10/24/18 Soil Washing and Enrichment of Soil with Known Phage
10/24/18 Soil Washing and Enrichment of Soil with Known Phage
Objective:
The goal of this procedure is to test the efficacy of PCR and Gel Electrophoresis. The way I will be testing this is by creating a newly enriched lysate using soil that already tested positive for phage in the previous testing. The purpose behind this is to test if different ways of cleaning the enriched lysate will affect the results of PCR. I will do this in future labs by using a syringe filter to filter half of the enriched lysate I create, and using chloroform to clean the other half, and then running PCR and Gel Electrophoresis on each sample.
The overarching question this test seeks to address is: Is the presence of phage determined by species of oak tree from which soil was collected?
In other words, are specific oak tree species more likely to have Arthrobacter bacteria phages in the soil surrounding them?

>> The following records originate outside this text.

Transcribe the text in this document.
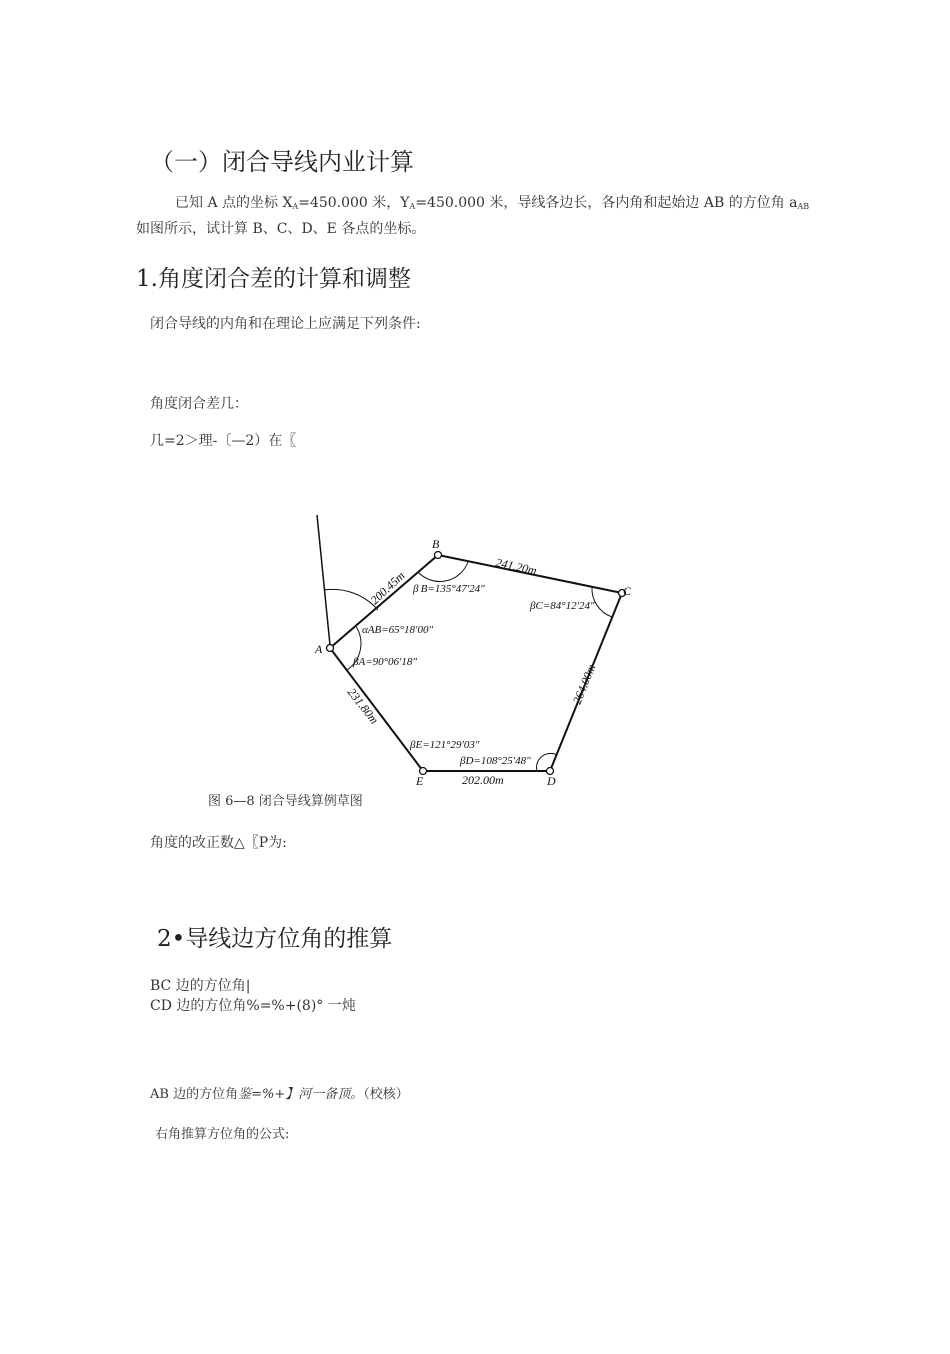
（一）闭合导线内业计算
已知 A 点的坐标 $X_A=450.000$ 米，$Y_A=450.000$ 米，导线各边长，各内角和起始边 AB 的方位角 $a_{AB}$
如图所示，试计算 B、C、D、E 各点的坐标。
1.角度闭合差的计算和调整
闭合导线的内角和在理论上应满足下列条件:
角度闭合差几：
几=2＞理-〔—2）在〖
A
B
C
D
E
200.45m
241.20m
264.00m
202.00m
231.80m
β B=135°47′24″
βC=84°12′24″
αAB=65°18′00″
βA=90°06′18″
βE=121°29′03″
βD=108°25′48″
图 6—8 闭合导线算例草图
角度的改正数△〖P为:
2•导线边方位角的推算
BC 边的方位角|
CD 边的方位角%=%+(8)° 一炖
AB 边的方位角鉴=%+】河一备顶。（校核）
右角推算方位角的公式:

The question specific to my lab table is: Is the difference in the presence of phage between live oaks and red oaks on Baylor’s campus?
As a group, we hope to expand our question to include more species as we gather data so that we can better address our overarching question and we will look at our metadata to examine whether or not there are other factors that may determine phage presence.
Procedures and Protocols:
Materials for an Aseptic zone:
- CiDecon
- 70% Ethanol
- Ethanol Burner
Materials For Soil Washing:
- Syringe filter
- .5 ml Arthrobacter
- 50 ml conical vial
- 15 ml conical vial
- LB Broth
- refrigerator
- Incubator
- Centrifuge
- Pipette
- Test tube stand
In order to complete the procedure, an aseptic zone was created.
- CiDecon was applied to the lab table
- 70% Ethanol was also applied
The soil was washed and enriched according to the following procedure:
- Gather previously positive soil
- ~2.5 ml of soil was added into a 15 ml conical vial
- 11 ml of LB broth was added
- The vial was vortexed for 15 minutes
- The vial was then centrifuged for 10 minutes
- ~ 1.5 ml were pipetted into a fresh 15 ml vial for a direct lysate and placed in the fridge
- ~9 ml of lysate were pipetted into a fresh 15 ml vial
- .5 ml of Arthrobacter was added to the 15 ml conical and put in the incubator
Results:
The results of this procedure will not be immediately clear because I am not testing for phage presence. After I do the two different procedures to clean the enriched lysate and then run PCR and Gel Electrophoresis I will report on my results. Aside from that, I can say that this appeared to go well and an enriched lysate was created.
Analysis:
PCR works by using polymerases to make many copies of specific strands of DNA so that it is easier to analyze. Using PCR allows researchers to take small samples and amplify the genetic contents in order to conserve resources and determine what is present before future testing commences. In this lab, using PCR allows people to determine whether or not there is phage DNA in an enriched lysate. Gel Electrophoresis works by using electricity to separate different strands/fragments of DNA in order to analyze the patterns that ensue. When electricity is applied, DNA moves toward the oppositely charged end of the gel tray and brings the DNA dye with it. The question of my next few procedures seek to address is whether or not these procedures accurately indicate DNA presence and if they can be affected by different prep methods.
Future:
For my next three lab procedures I will be utilizing two different cleaning methods on my enriched lysate, then running PCR, and then doing Gel Electrophoresis.